An ‘artificial nose’ that can detect scent is closer to becoming a reality. This follows the development of a platinum-based molecule that works as a sensor to detect hard-to-differentiate volatile scent compounds, known as terpenes. Terpenes are responsible for, among other things, the scents of plants, resins or citrus fruits. Many terpenes exist in two mirror-image forms, called enantiomers.
The platinum-based sensor molecule has a fixed, three-dimensional shape and can combine with other identical molecules to form tiny, stack-like nanostructures. Upon interaction with volatile scent compounds, the arrangement of the platinum molecules changes — and this response differs depending on which scent is present. The change in the sensor molecules can also be reversed. Once the scent compounds are removed, the molecules return to their initial state and can be used again.

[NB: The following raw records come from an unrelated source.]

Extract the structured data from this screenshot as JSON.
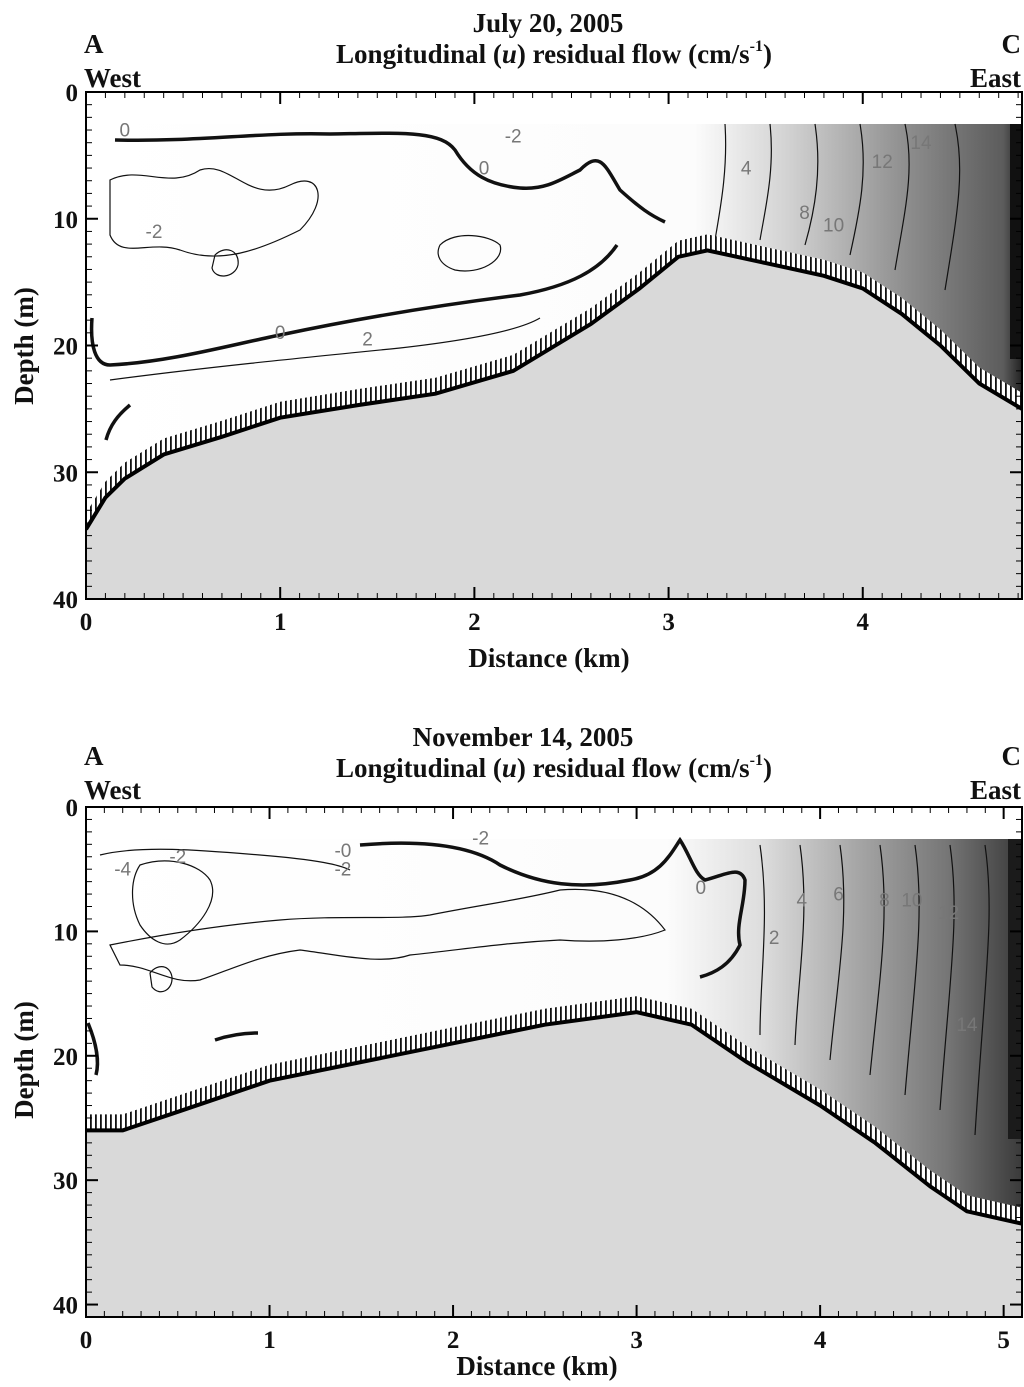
{
  "chart_data": [
    {
      "type": "heatmap",
      "subtype": "contour section",
      "title": "July 20, 2005",
      "subtitle_parts": [
        "Longitudinal (",
        "u",
        ") residual flow (cm/s",
        "-1",
        ")"
      ],
      "xlabel": "Distance (km)",
      "ylabel": "Depth (m)",
      "xlim": [
        0,
        4.82
      ],
      "ylim": [
        0,
        40
      ],
      "y_inverted": true,
      "xticks": [
        0,
        1,
        2,
        3,
        4
      ],
      "yticks": [
        0,
        10,
        20,
        30,
        40
      ],
      "corner_labels": {
        "left_top": "A",
        "left_bottom": "West",
        "right_top": "C",
        "right_bottom": "East"
      },
      "data_top_depth": 2.5,
      "bottom_profile": {
        "x": [
          0,
          0.1,
          0.2,
          0.4,
          0.7,
          1.0,
          1.4,
          1.8,
          2.2,
          2.6,
          2.85,
          3.05,
          3.2,
          3.5,
          3.8,
          4.0,
          4.2,
          4.4,
          4.6,
          4.82
        ],
        "depth": [
          34.5,
          32,
          30.5,
          28.6,
          27.2,
          25.7,
          24.7,
          23.8,
          22,
          18.3,
          15.5,
          13,
          12.5,
          13.5,
          14.5,
          15.5,
          17.5,
          20,
          23,
          25
        ]
      },
      "contour_labels": [
        {
          "value": "0",
          "x": 0.2,
          "depth": 3.5
        },
        {
          "value": "-2",
          "x": 0.35,
          "depth": 11.5
        },
        {
          "value": "0",
          "x": 2.05,
          "depth": 6.5
        },
        {
          "value": "-2",
          "x": 2.2,
          "depth": 4
        },
        {
          "value": "4",
          "x": 3.4,
          "depth": 6.5
        },
        {
          "value": "8",
          "x": 3.7,
          "depth": 10
        },
        {
          "value": "10",
          "x": 3.85,
          "depth": 11
        },
        {
          "value": "12",
          "x": 4.1,
          "depth": 6
        },
        {
          "value": "14",
          "x": 4.3,
          "depth": 4.5
        },
        {
          "value": "0",
          "x": 1.0,
          "depth": 19.5
        },
        {
          "value": "2",
          "x": 1.45,
          "depth": 20
        }
      ]
    },
    {
      "type": "heatmap",
      "subtype": "contour section",
      "title": "November 14, 2005",
      "subtitle_parts": [
        "Longitudinal (",
        "u",
        ") residual flow (cm/s",
        "-1",
        ")"
      ],
      "xlabel": "Distance (km)",
      "ylabel": "Depth (m)",
      "xlim": [
        0,
        5.1
      ],
      "ylim": [
        0,
        41
      ],
      "y_inverted": true,
      "xticks": [
        0,
        1,
        2,
        3,
        4,
        5
      ],
      "yticks": [
        0,
        10,
        20,
        30,
        40
      ],
      "corner_labels": {
        "left_top": "A",
        "left_bottom": "West",
        "right_top": "C",
        "right_bottom": "East"
      },
      "data_top_depth": 2.5,
      "bottom_profile": {
        "x": [
          0,
          0.2,
          0.5,
          1.0,
          1.5,
          2.0,
          2.5,
          3.0,
          3.3,
          3.6,
          4.0,
          4.3,
          4.6,
          4.8,
          5.1
        ],
        "depth": [
          26,
          26,
          24.5,
          22,
          20.5,
          19,
          17.5,
          16.5,
          17.5,
          20.5,
          24,
          27,
          30.5,
          32.5,
          33.5
        ]
      },
      "contour_labels": [
        {
          "value": "-4",
          "x": 0.2,
          "depth": 5.5
        },
        {
          "value": "-2",
          "x": 0.5,
          "depth": 4.5
        },
        {
          "value": "-0",
          "x": 1.4,
          "depth": 4
        },
        {
          "value": "-2",
          "x": 1.4,
          "depth": 5.5
        },
        {
          "value": "-2",
          "x": 2.15,
          "depth": 3
        },
        {
          "value": "0",
          "x": 3.35,
          "depth": 7
        },
        {
          "value": "2",
          "x": 3.75,
          "depth": 11
        },
        {
          "value": "4",
          "x": 3.9,
          "depth": 8
        },
        {
          "value": "6",
          "x": 4.1,
          "depth": 7.5
        },
        {
          "value": "8",
          "x": 4.35,
          "depth": 8
        },
        {
          "value": "10",
          "x": 4.5,
          "depth": 8
        },
        {
          "value": "12",
          "x": 4.7,
          "depth": 9
        },
        {
          "value": "14",
          "x": 4.8,
          "depth": 18
        }
      ]
    }
  ]
}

The development, from researchers at Switzerland’s University of Basel, provides a basic functional principle for future sensor systems that could ‘smell’. Systems of this kind would have potential applications in environmental analysis, quality control or the investigation of atmospheric processes — without the need for elaborate measuring equipment.
Demand for hydrogen sensors
Meanwhile, researchers at Chalmers University of Technology, Sweden, have produced a new hydrogen gas sensor that is well-suited to humid environments – actually performing better the more humid it gets. The performance of existing hydrogen gas sensors can be impaired when in humid environments, which is a challenge because where there is hydrogen, there is very often humidity.

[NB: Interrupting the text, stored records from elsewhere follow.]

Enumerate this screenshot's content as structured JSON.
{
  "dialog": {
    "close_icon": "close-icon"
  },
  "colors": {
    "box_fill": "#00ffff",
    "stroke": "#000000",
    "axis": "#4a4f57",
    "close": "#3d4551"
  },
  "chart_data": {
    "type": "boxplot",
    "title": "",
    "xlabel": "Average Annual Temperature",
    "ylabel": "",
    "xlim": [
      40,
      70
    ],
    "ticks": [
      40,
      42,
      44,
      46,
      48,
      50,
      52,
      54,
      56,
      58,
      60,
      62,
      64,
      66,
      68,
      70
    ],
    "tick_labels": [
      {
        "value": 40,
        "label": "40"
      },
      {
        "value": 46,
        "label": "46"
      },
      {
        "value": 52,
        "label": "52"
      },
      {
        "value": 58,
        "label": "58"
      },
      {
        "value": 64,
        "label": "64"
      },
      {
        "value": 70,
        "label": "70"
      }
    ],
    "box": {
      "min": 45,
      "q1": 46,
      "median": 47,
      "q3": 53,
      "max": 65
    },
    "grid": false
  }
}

A new platinum-based hydrogen sensor has been recently developed. Picture credit: Chalmers University of Technology | Mia Halleröd Palmgren
The new humidity-tolerant hydrogen sensor fits on a fingertip and contains nanoparticles of platinum. The particles act as both catalysts and sensors at the same time. This means that the platinum accelerates the chemical reaction between hydrogen and oxygen from the air, which leads to heat development that causes the humidity, in the form of a film of water on the sensor surface, to ‘boil away’.
The amount of hydrogen in the air determines how much of the water film boils away, and the moisture content in the air controls the thickness of the film. It is therefore possible to measure the concentration of hydrogen by measuring the thickness of the water film, and since the thickness of the water film increases as the air becomes more humid, the sensor’s efficiency increases at the same rate.
There is currently strong demand for hydrogen sensors that perform well in humid environments, especially as hydrogen plays an increasingly important role in society due to the energy transition. Effective hydrogen sensors are required to detect leaks and prevent the formation of flammable oxyhydrogen gas when hydrogen is mixed with air.